The table names and layers are all listed in the `INPUT_TABLES` variable from the **Load input tables** section above

In [None]:
df: DataFrame = delta_dict.get("INSERT_LAYER_NAME_HERE").get("INSERT_TABLE_NAME_HERE").toDF() # rename your data frame as you wish!

### Transformation script

Add your transformation code here, feel free to create multiple sections for exploration, test and validation purposes.

In [None]:
# your code here

### Final transformation function

Once your script is validated, you have to put it all together in a `user_transformation` function. This function receives a list of tables as input and generates an output table.

Avoid using commands to print something out, count or do any verification such as `.show()`, `.count()` and others, since they will slow down your data transformation and consume more resources.

In [None]:
def user_transformation(delta_dict):
    
    # Load dataframes
    df: DataFrame = delta_dict.get("INSERT_LAYER_NAME_HERE").get("INSERT_TABLE_NAME_HERE").toDF()
    
    # Transformation script
    # ...
    # ...

    return final_df

### Transformation test

Run this block of code to ensure you haven't missed andy piece of code and your final function is returning the desired dataframe.

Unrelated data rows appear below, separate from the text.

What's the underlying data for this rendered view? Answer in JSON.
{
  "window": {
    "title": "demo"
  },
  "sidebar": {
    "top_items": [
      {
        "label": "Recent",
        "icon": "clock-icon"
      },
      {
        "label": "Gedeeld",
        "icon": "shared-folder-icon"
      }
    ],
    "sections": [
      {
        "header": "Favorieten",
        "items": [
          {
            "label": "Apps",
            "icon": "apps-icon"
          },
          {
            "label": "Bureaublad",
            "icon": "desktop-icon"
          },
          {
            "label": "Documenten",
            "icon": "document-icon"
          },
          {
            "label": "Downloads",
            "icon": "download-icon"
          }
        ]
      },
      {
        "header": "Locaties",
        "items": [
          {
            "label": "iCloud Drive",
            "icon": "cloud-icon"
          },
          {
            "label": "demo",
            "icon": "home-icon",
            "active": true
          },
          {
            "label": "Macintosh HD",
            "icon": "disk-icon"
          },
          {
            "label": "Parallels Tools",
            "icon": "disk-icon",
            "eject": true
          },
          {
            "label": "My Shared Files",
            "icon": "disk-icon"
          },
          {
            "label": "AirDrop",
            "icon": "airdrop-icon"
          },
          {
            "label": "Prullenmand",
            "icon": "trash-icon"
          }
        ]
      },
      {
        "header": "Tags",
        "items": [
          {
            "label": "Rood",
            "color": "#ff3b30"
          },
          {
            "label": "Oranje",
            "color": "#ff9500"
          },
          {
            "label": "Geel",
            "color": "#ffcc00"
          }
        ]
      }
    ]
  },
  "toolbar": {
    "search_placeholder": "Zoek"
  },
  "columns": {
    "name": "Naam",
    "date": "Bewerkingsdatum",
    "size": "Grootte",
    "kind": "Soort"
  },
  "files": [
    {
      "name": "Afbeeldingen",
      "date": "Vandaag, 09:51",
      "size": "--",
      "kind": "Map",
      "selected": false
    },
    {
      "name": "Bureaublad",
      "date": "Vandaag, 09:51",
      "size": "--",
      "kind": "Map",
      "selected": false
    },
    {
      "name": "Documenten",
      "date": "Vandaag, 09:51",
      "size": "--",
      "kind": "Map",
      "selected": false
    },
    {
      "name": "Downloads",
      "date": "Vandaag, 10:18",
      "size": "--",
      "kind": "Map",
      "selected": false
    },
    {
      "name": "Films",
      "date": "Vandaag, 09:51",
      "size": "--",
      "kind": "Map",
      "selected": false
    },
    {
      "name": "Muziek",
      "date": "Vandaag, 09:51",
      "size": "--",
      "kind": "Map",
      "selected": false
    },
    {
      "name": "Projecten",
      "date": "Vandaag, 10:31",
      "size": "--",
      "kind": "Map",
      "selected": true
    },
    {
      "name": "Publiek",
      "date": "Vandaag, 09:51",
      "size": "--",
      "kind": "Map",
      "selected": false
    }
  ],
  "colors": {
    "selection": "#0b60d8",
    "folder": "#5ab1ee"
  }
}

You DON'T need to copy it to the platform, it's just a verification step.

In [None]:
final_df = user_transformation(delta_dict)
final_df.show(5)

# Add transformation to Nekt

Now that you have tested your final function, go to [Add transformation](https://app.nekt.ai/transformations/add-transformation) at Nekt, select your input tables, give your new table a name, and paste the `user_transformation(delta_dict)` in the code section.